Because of the high rates of comorbidity, it can be challenging for parents and mental health professionals to sort through the symptoms to fully understand all of the issues and conditions affecting the child. Parents should always maintain an open dialogue with providers to report on symptoms and changes over time.
Disruptive Mood Dysregulation Disorder Diagnosis History
Disruptive mood dysregulation disorder is a mental health condition that was officially added to the fifth edition of the Diagnostic and Statistical Manual of Mental Disorders (DSM-5) in 2013 (FN1). Previous versions of the DSM did not offer a diagnosis that was appropriate for children with severe irritability. Because of this gap, many professionals were assigning a bipolar diagnosis to children with these symptoms, even if the classic bipolar disorder symptoms were not present.
The additional numbers of bipolar disorder diagnoses resulted in The American Psychiatric Association (APA) adding DMDD and refining the criteria for bipolar disorder to help children receive the most accurate diagnosis possible. Now, bipolar disorder is reserved for people with major mood episodes, and DMDD offers a diagnostic option for children who previously had an incorrect bipolar diagnosis (FN1). With the best diagnosis in place, treatment can focus on symptoms of anger and irritability of DMDD, rather than the episodes of depression and mania in bipolar disorder.
Depression Tests, Quizzes, and Self-Diagnosis Tools
Parents and teachers interested in learning more about DMDD should avoid online tests, quizzes, and self-diagnosis tools and focus on scheduling a consultation with a mental health expert.
Mental Health Evaluation
Getting a comprehensive evaluation for a child from a mental health professional is the only way to ensure a DMDD diagnosis. To complete this assessment, the evaluator will meet with the child and the parents to learn more about the symptoms, their history, and the impact on the child’s life. At times, the professional may order lab tests or communicate with teachers and school staff to gather more information and rule out medical conditions (FN7).

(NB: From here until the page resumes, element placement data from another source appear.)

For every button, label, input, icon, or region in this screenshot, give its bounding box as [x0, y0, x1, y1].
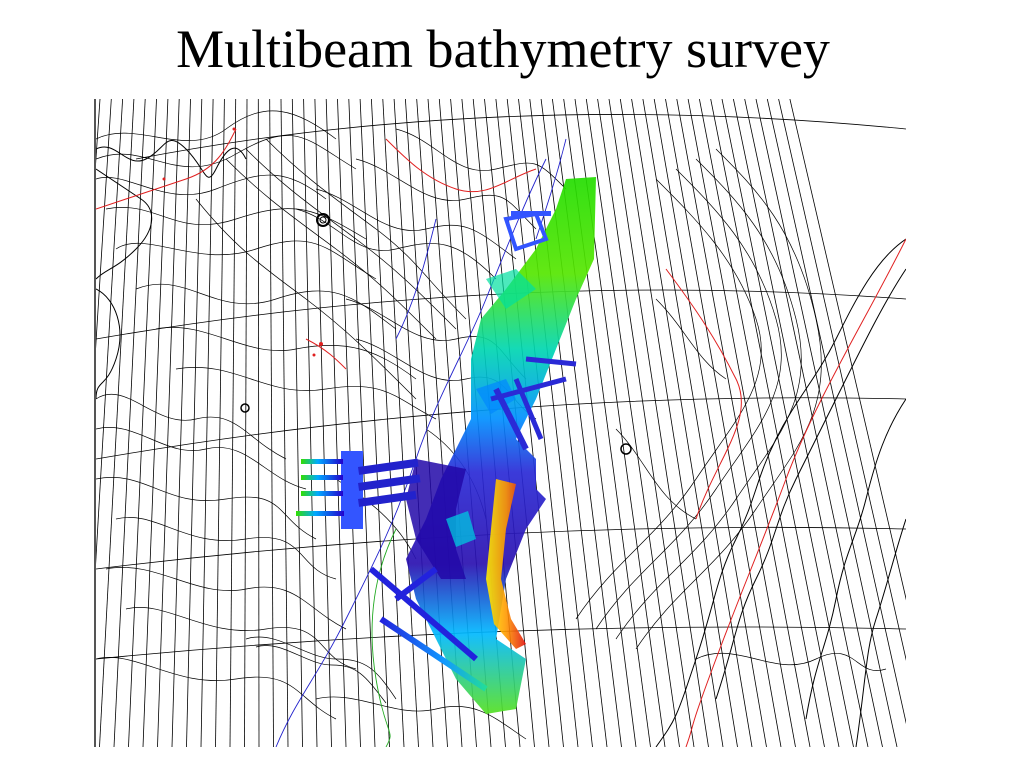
bathymetry-map [94, 99, 906, 747]
meridian-line [257, 99, 260, 747]
seamount-markers [240, 213, 632, 455]
meridian-line [382, 99, 419, 747]
slide-title: Multibeam bathymetry survey [176, 19, 830, 79]
red-markers [162, 127, 323, 357]
multibeam-swath [406, 177, 596, 714]
meridian-line [653, 99, 767, 747]
survey-leg-lines [296, 211, 577, 692]
meridian-line [280, 99, 289, 747]
meridian-line [348, 99, 376, 747]
map-canvas [96, 99, 906, 747]
meridian-line [608, 99, 709, 747]
meridian-line [215, 99, 225, 747]
meridian-line [291, 99, 303, 747]
meridian-line [518, 99, 593, 747]
meridian-line [597, 99, 695, 747]
meridian-line [186, 99, 203, 747]
meridian-line [721, 99, 854, 747]
meridian-line [710, 99, 840, 747]
meridian-line [529, 99, 608, 747]
meridian-line [200, 99, 214, 747]
meridian-line [699, 99, 825, 747]
meridian-line [755, 99, 898, 747]
meridian-line [778, 99, 906, 661]
meridian-line [642, 99, 753, 747]
secondary-track-line [371, 528, 397, 747]
meridian-line [766, 99, 906, 725]
meridian-line [142, 99, 169, 747]
boundary-lines [96, 128, 906, 747]
meridian-line [96, 99, 101, 164]
meridian-line [303, 99, 318, 747]
meridian-line [371, 99, 405, 747]
meridian-line [631, 99, 738, 747]
meridian-line [113, 99, 146, 747]
meridian-line [171, 99, 191, 747]
meridian-line [540, 99, 622, 747]
meridian-line [96, 99, 112, 349]
meridian-line [619, 99, 724, 747]
meridian-line [359, 99, 390, 747]
meridian-line [269, 99, 274, 747]
meridian-line [687, 99, 811, 747]
meridian-line [157, 99, 180, 747]
meridian-line [128, 99, 157, 747]
meridian-line [393, 99, 434, 747]
bathymetric-contours [96, 110, 887, 740]
meridian-line [744, 99, 883, 747]
coastline [96, 139, 906, 747]
meridian-line [314, 99, 332, 747]
meridian-line [676, 99, 796, 747]
meridian-line [99, 99, 135, 747]
meridian-line [495, 99, 564, 747]
meridian-line [96, 99, 123, 565]
meridian-line [789, 99, 906, 601]
meridian-line [665, 99, 782, 747]
meridian-line [585, 99, 680, 747]
meridian-line [506, 99, 579, 747]
meridian-line [244, 99, 248, 747]
meridian-line [733, 99, 869, 747]
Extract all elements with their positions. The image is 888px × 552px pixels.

With all of the data gathered, the professional will refer to the DSM-5 to determine if this child’s experience meets the criteria for DMDD.
Online Quizzes and Self-Diagnosis
No online quiz or self-diagnosis tools can accurately identify disruptive mood dysregulation disorder. Only mental health experts can differentiate between typical and atypical levels of irritability and outbursts. No one should make mental health decisions based on online quizzes.